Aprender com as Tartarugas
“As tartarugas conhecem as
estradas melhor que os coelhos” Khalil
Gibran
Temos a impressão que, após a virada do milênio,
todos correm em busca de uma evolução. Contraditoriamente, quanto mais se corre,
mais se possui a sensação de que o tempo voa. A pressa em apenas desejar e chegar
mais a frente não permite, muitas vezes, que os detalhes da vida possam ser
contemplados e, então, contados pelo tempo. Lembramos desse paradoxo, antes do
ano terminar a fim de observarmos, com o
vagar de uma tartaruga, esse momento interessante, sem realizarmos com
ingenuidade uma interpretação de que basta o calendário mudar numericamente para nos tornarmos seres mais desenvolvidos ou
para decisões mágicas serem tomadas.
Foto: Reprodução |
Há uma tendência precipitada pelas resistências à mudança
a julgar e a comparar tudo, para que tudo possa ser logo compreendido e
justificado a partir de um lugar cômodo e sem movimento. Em pesquisa científica, descobrimos perguntas
mais complexas quando a investigação se
dá a respeito do estranho, do incomum e, sendo assim, busca uma novidade, sem apenas buscar provas para uma
hipótese tornar-se tese.

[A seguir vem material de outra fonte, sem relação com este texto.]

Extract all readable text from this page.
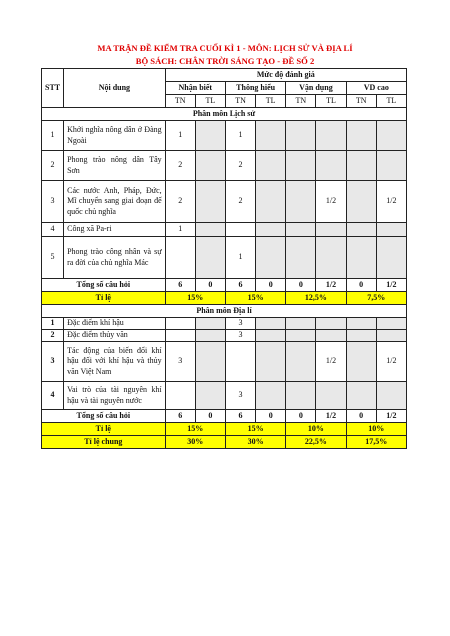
MA TRẬN ĐỀ KIỂM TRA CUỐI KÌ 1 - MÔN: LỊCH SỬ VÀ ĐỊA LÍ
BỘ SÁCH: CHÂN TRỜI SÁNG TẠO - ĐỀ SỐ 2
STT	Nội dung	Mức độ đánh giá							
		Nhận biết		Thông hiểu		Vận dụng		VD cao	
		TN	TL	TN	TL	TN	TL	TN	TL
Phân môn Lịch sử									
1	Khởi nghĩa nông dân ở Đàng Ngoài	1		1					
2	Phong trào nông dân Tây Sơn	2		2					
3	Các nước Anh, Pháp, Đức, Mĩ chuyển sang giai đoạn đế quốc chủ nghĩa	2		2			1/2		1/2
4	Công xã Pa-ri	1							
5	Phong trào công nhân và sự ra đời của chủ nghĩa Mác			1					
Tổng số câu hỏi		6	0	6	0	0	1/2	0	1/2
Tỉ lệ		15%		15%		12,5%		7,5%	
Phân môn Địa lí									
1	Đặc điểm khí hậu			3					
2	Đặc điểm thủy văn			3					
3	Tác động của biến đổi khí hậu đối với khí hậu và thủy văn Việt Nam	3					1/2		1/2
4	Vai trò của tài nguyên khí hậu và tài nguyên nước			3					
Tổng số câu hỏi		6	0	6	0	0	1/2	0	1/2
Tỉ lệ		15%		15%		10%		10%	
Tỉ lệ chung		30%		30%		22,5%		17,5%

Afirmar que as
espécies evoluem para sobreviver implica em concordarmos que o que está vivo
hoje é mais evoluído que espécies do passado ou que espécies em extinção, como
as tartarugas, não estão evoluindo como deveriam a fim de garantir a sua
sobrevivência. Questionamos aqui sobre o fato de que o final de uma trajetória
seja mais evoluído que o seu início ou o seu meio. Questionamos o que significa
evoluir.
Foto; Reoridução |
Foto: Reprodução |
Considerar o homem um animal, mas manter uma ideia de que
seja um animal evoluído comparado a outros significa manter uma ideia fechada,
sustentada pelo julgamento e pela linearidade de comparações. A possibilidade
amorosa dos humanos não precisa ser evoluída, útil para sobrevivência, ou
necessária para chegar a um lugar mais reconhecido. Tartarugas possuem casco,
nós humanos a criatividade. Não dá para comparar. Essa frase já é estranha,
pois, muitas vezes, dizemos que não dá para comparar, exatamente porque
comparamos e vimos uma imensa diferença evolutiva, ou do que é melhor ou pior.
Deixar de lado a balança, a métrica, é bem difícil hoje, porque a pressa
comanda que sejamos vencedores não se sabe nem do quê. Com paciência, é
fundamental estarmos mais atentos ao presente, pois a noite de virada chega a
cada final do dia.
A criatividade e o amor aparecem quando se
está sem direção, mas com um sentido em viver. A vida é inspiradora, ou seja,
enche o nosso peito de ar, quando estamos atentos aos detalhes da estrada. Ela, porém, deixa jovens sem fôlego, mergulhados no vazio,
quando escolhem o que irão estudar com um critério apenas voltado para o
reconhecimento e ao mercado financeiro associado ao seu ofício, sem ar quando
as pessoas preocupam-se em compartilhar imagens em rede, mais do que conversar,
sem ar quando a fragilidade do corpo é percebida como a morte, quando o
amadurecimento é visto como envelhecimento. A nossa fragilidade, as nossas
frustrações, as nossas conversas são a trilha de nossa existência, estamos
vivos quando o que existe nos toca e produz marcas que nos salvam de nos
sentirmos vazios dentro de um casco.
Simone
Engbrecht - psicanalista
[i]
Ferida narcísica – refere-se a um conceito psicanalítico que desenvolve a
concepção, baseada no mito de Narciso, de que a constituição do sujeito envolve
inicialmente a ideia de que tudo possa ser o reflexo de si mesmo.
[ii]
[ii]
Inconsconsciente- conceito psicanalítico sobre a ideia que o psiquismo não é
redutível ao que se pode facilmente tomar consciência.